This morning, I forgave Garrison Keillor for his transgressions real or imagined. I sent him my words of forgiveness through the contact form on his website.
You may or may not know Garrison Keillor or anything about him. I know him as a magical writer who has brought smiles to the masses with his wonderful musings such as Lake Wobegone Days and his longtime PBS radio hour A Prairie Home Companion. Last winter, when allegations surfaced against Mr. Keillor for “inappropriate behavior with an individual who worked with him,” Minnesota Public Radio terminated his contract amid the ever-increasing surge of allegations against public figures. This type of inappropriate behavior is regrettable and inexcusable.
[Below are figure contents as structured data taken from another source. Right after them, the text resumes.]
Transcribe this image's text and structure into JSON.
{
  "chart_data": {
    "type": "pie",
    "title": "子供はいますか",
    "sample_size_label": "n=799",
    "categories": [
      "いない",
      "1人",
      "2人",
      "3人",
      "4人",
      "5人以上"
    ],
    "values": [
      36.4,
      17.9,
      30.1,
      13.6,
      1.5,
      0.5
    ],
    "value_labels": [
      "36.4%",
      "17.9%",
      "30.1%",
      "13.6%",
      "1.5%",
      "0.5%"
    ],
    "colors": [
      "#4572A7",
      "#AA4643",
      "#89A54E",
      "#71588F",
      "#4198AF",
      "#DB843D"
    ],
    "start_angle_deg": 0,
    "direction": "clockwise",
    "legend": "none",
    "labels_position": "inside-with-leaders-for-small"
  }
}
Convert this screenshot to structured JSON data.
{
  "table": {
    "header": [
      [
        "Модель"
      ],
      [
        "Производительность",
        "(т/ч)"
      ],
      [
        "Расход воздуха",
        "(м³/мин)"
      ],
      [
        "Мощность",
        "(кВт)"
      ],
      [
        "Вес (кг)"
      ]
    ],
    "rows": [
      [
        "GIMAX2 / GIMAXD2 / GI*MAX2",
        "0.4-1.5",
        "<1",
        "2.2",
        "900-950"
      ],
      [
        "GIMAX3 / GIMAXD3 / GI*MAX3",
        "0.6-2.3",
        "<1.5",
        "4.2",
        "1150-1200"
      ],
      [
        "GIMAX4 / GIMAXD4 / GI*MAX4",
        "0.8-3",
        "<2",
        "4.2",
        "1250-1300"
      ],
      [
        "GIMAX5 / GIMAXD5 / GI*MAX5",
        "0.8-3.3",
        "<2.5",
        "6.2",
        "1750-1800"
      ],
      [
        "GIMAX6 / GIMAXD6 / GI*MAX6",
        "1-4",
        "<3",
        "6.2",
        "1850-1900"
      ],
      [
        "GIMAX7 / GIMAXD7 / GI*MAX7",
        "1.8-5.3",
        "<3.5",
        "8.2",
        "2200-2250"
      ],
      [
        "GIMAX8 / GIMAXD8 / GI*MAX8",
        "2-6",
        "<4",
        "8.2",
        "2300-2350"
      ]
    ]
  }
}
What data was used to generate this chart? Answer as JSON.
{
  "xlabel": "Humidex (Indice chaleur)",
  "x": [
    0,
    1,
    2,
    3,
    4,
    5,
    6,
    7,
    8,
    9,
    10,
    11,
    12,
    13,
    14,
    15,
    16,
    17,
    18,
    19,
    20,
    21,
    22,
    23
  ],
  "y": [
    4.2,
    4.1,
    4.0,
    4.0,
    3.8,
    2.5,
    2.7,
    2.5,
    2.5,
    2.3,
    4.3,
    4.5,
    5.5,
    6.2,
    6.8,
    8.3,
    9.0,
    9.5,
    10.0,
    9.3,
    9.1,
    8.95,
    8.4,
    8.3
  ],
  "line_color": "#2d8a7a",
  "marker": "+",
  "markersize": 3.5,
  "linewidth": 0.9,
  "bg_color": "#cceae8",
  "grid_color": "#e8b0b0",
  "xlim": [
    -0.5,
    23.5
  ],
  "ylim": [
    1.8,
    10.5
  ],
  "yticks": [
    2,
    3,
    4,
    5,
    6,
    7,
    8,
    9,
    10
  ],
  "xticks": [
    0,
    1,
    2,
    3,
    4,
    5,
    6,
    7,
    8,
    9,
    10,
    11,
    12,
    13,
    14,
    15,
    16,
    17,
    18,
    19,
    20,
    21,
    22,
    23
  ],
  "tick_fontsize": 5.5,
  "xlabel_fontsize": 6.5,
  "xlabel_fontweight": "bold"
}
Even so, I was compelled to send Mr. Keillor a note of forgiveness regardless of whether the allegations were real or imagined. In forgiving Mr. Keillor, I do not condone ‘inappropriate behavior,’ real or imagined, and in forgiving Mr. Keillor, I forgive countless others whose real or imagined inappropriate behavior has brought pain to others and has called them to bear the Ancient Mariner’s albatross. That would include Bill Clinton and Ted Kennedy whose morality I do not favor but whose actions – real or imagined – I will forgive.
Poetry sparked my compulsion to forgive Mr. Keillor and my ensuing desire to forgive others whose alleged actions invoked American outrage for a few passing weeks before the typical American returned his focus to her ever-present material wants that do not include social justice and moral equality on a routine and regular basis, but only when it is politically advantageous. Yes, ‘twas poetry that turned my eye toward forgiveness…
Several years ago, I read The Rag and Bone Shop of the Heart, A Poetry Anthology – originally subtitled “Poems for Men” when first published in 1992 before political correctness influenced HarperCollins Publishers to reconsider the title – edited by Robert Bly, James Hillman, and Michael Meade. I was so taken by the volume of poems that I purchased copies for my three sons and my son-in-law. Last week, I suggested to my Lifetime Pal, Pete that reading a poem every day can promote ‘balance and rhythm’ in a person’s life. I decided to gift Pete a copy of The Rag and Bone Shop of the Heart.
A Poem a Day
After I made the purchase but before I gave the book to Pete, I glanced at my bookcase and my eyes were drawn to Garrison Keillor’s Good Poems, American Places. Mr. Keillor’s collection of poems is another worthy assemblage of words that belong in the ‘shop of the heart.’ Together, both volumes- The Rag and Bone Shop of the Heart and Good Poems, American Places – sit on my desk. I am re-reading both, one poem at a time, one poem from each, every morning.
I know the act promotes balance and rhythm in my day, but more importantly – in its odd and unconventional way – seeing Mr. Keillor’s book on my desk with his name in bold, white letters has influenced me to consider a genuine act of forgiveness that I openly extend to everyone who needs it, to everyone who at one time in my life, I may have considered unforgivable and upon whom I have passed my own, inappropriate judgement.
I forgave Mr. Keillor this morning. As I was compelled to forgive him, so now, I am compelled to thank him. Indeed, God works in strange ways.